GREENFIELD — Greenfield-Central officials hope this school year will be marked by improved attendance, better ISTEP scores and more children passing the newly implemented IREAD3 test.
The corporation’s eight principals came before the school board Monday night to share their schools’ improvement plans for the next year. Having the plans approved by the board annually is required by state law.
Each principal presented a one-page preview document highlighting the school’s objectives for the year. While the goals varied slightly from school to school, building principals across the four-tier system noted they hope more students will pass the ISTEP test (and IREAD3, if applicable) this year, a goal they say will be achieved in part by better attendance.
Administrators had hoped to include goals based on the latest accountability grades – in accordance with the A-F school rating system implemented statewide last year – but that data was not released by the DOE Monday as expected.
Overall, the focus was on percentage points – of those passing portions of the ISTEP, reading at grade level, etc.

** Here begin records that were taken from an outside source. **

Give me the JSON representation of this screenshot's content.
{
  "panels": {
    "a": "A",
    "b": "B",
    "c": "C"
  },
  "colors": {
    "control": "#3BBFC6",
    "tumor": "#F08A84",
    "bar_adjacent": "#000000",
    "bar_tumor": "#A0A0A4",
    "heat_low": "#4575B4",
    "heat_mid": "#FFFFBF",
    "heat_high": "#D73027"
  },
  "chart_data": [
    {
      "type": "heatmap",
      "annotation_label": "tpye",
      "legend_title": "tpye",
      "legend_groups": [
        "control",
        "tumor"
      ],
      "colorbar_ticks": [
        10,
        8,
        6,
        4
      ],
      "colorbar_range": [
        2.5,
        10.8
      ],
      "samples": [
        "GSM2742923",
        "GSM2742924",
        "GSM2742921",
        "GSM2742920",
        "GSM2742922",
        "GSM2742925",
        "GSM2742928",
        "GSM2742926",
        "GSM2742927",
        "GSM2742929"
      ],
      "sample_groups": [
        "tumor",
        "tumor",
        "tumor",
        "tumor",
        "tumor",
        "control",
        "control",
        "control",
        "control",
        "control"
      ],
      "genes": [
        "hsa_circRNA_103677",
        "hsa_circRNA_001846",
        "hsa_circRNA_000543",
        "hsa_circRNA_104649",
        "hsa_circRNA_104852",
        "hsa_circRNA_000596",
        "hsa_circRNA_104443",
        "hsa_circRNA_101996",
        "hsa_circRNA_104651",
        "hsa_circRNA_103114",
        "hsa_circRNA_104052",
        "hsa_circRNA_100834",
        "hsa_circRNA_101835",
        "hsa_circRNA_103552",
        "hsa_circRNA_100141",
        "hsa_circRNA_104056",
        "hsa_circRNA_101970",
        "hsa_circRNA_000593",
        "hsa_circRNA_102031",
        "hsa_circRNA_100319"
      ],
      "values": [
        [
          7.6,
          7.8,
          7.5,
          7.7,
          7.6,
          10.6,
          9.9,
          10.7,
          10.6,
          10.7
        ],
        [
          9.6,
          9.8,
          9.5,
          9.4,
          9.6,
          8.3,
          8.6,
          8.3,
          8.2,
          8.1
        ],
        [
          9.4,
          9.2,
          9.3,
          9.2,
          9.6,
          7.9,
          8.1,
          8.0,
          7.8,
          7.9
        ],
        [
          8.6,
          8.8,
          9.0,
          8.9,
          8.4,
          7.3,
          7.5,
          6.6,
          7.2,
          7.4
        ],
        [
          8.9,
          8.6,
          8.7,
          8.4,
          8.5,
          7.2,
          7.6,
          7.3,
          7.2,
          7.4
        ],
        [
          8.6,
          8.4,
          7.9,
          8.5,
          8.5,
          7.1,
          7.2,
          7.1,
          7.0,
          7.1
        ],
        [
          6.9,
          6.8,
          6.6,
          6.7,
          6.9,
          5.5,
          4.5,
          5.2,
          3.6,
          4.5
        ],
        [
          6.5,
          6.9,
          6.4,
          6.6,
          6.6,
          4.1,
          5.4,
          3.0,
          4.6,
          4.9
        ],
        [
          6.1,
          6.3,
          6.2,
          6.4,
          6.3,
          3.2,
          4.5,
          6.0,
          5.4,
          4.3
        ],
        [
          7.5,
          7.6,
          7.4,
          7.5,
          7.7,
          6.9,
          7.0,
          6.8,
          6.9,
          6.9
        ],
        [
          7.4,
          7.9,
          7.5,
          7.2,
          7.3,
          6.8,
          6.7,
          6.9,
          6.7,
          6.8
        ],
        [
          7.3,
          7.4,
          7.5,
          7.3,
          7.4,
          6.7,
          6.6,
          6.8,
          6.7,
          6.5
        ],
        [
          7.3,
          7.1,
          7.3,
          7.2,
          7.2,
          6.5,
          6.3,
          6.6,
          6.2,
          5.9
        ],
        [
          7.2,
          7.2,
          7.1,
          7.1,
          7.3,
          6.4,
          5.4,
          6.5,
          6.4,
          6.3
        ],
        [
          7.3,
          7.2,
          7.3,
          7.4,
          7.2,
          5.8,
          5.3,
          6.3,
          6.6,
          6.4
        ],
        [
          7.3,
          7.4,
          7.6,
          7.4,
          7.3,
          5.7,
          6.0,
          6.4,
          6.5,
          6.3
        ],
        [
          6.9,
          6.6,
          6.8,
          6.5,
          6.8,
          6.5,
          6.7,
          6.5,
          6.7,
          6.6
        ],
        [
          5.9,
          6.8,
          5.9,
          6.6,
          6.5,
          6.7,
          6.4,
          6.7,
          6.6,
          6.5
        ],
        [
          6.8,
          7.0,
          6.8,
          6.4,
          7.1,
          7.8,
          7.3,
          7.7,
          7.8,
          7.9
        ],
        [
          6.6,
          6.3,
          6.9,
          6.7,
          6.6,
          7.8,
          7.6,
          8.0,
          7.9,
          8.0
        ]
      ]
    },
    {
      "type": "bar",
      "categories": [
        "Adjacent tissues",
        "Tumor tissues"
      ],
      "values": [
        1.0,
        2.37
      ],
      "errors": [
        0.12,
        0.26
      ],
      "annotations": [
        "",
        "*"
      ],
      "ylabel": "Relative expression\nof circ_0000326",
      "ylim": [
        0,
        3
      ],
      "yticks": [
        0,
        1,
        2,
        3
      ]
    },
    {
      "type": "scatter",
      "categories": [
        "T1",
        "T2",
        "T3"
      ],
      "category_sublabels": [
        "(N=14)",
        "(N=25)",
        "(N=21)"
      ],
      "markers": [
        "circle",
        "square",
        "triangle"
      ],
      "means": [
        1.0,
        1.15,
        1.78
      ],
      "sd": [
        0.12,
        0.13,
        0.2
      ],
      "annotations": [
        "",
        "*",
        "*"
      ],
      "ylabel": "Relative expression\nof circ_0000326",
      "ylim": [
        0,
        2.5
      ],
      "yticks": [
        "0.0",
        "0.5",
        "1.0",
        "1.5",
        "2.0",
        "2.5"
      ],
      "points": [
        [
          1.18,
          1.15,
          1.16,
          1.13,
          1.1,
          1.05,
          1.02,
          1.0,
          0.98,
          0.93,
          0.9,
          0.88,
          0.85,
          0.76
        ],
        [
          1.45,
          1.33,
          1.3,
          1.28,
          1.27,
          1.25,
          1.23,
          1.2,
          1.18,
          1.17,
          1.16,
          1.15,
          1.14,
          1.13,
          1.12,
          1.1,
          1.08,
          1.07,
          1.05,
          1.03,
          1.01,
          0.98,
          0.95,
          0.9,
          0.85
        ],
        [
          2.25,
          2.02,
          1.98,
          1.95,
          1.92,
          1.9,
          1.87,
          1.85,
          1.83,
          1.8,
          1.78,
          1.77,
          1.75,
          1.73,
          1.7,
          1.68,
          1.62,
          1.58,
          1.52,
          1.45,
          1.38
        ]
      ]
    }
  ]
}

Jan Kehrt, principal at Harris Elementary School, said she would like to see Harris continue on the upward trend of improved ISTEP+ performance.
During the 2009-2010 school year, 71 percent of third-grade students passed the test, and that number increased dramatically last year to 89.5 percent, Kehrt said.
At the end of the year, Kehrt wants to see 92 percent pass the test.
In looking at the improved numbers, Kehrt credits the ReadUP program, a United Way initiative that pairs children reading below grade level with adult mentors who read with them three times per week. The program piloted at Harris in 2009.
Administrators say the ReadUP program boosted student performance on the IREAD3 test as well. The test is a critical measurement of student reading ability, as students who fail the IREAD can be prohibited from moving on to fourth grade.
J.B. Stephens Principal Candy Short told the board her goal of having 92 percent of third-graders at her school pass the IREAD3 – as compared with 90 percent last year – might seem lofty, but she believes it’s a goal within reach.
In some cases, increasing even one percent in a category can be a chore, pointed out Joey Johnson, principal at Eden Elementary School. One area where Eden has excelled has been attendance, he said, noting that parents are more attuned to school policy than ever, thanks to a partnership with the Hancock County Prosecutor’s office to target parents who fail to send their children to school.
The policy warns parents that excessive absences can result in neglect charges for parents.
“The new Hancock County attendance initiative that we did in cooperation with (Prosecutor) Michael Griffin is incredible,” Johnson said. “It gives us a lot when I call a parent and say, ‘You’re heading down this path.’”
Maxwell Intermediate Principal Jobie Whitaker pointed to a less tangible goal for this year – better defining what it means to be an intermediate student. When Greenfield-Central moved to a four-tier system, students in fourth through sixth grades moved to one of two intermediate schools in the district. For some, that was a confusing transition, he said.
“We were kind of all over the board when we walked in,” he said. “Some thought they were in middle school; some thought they were in elementary. It’s been a much smoother start this year in the hallways. It’s much less rambunctious, if you will.”
Making the change from one tier to the next as smooth as possible remains a goal throughout the corporation, said Greenfield Intermediate School Principal Jim Bever.
“We’re working very aggressively at being better at transitions all the way through,” he said.
The detailed versions of the plans are due to the DOE by the end of the month. Those plans will also be posted for public review on each school’s website.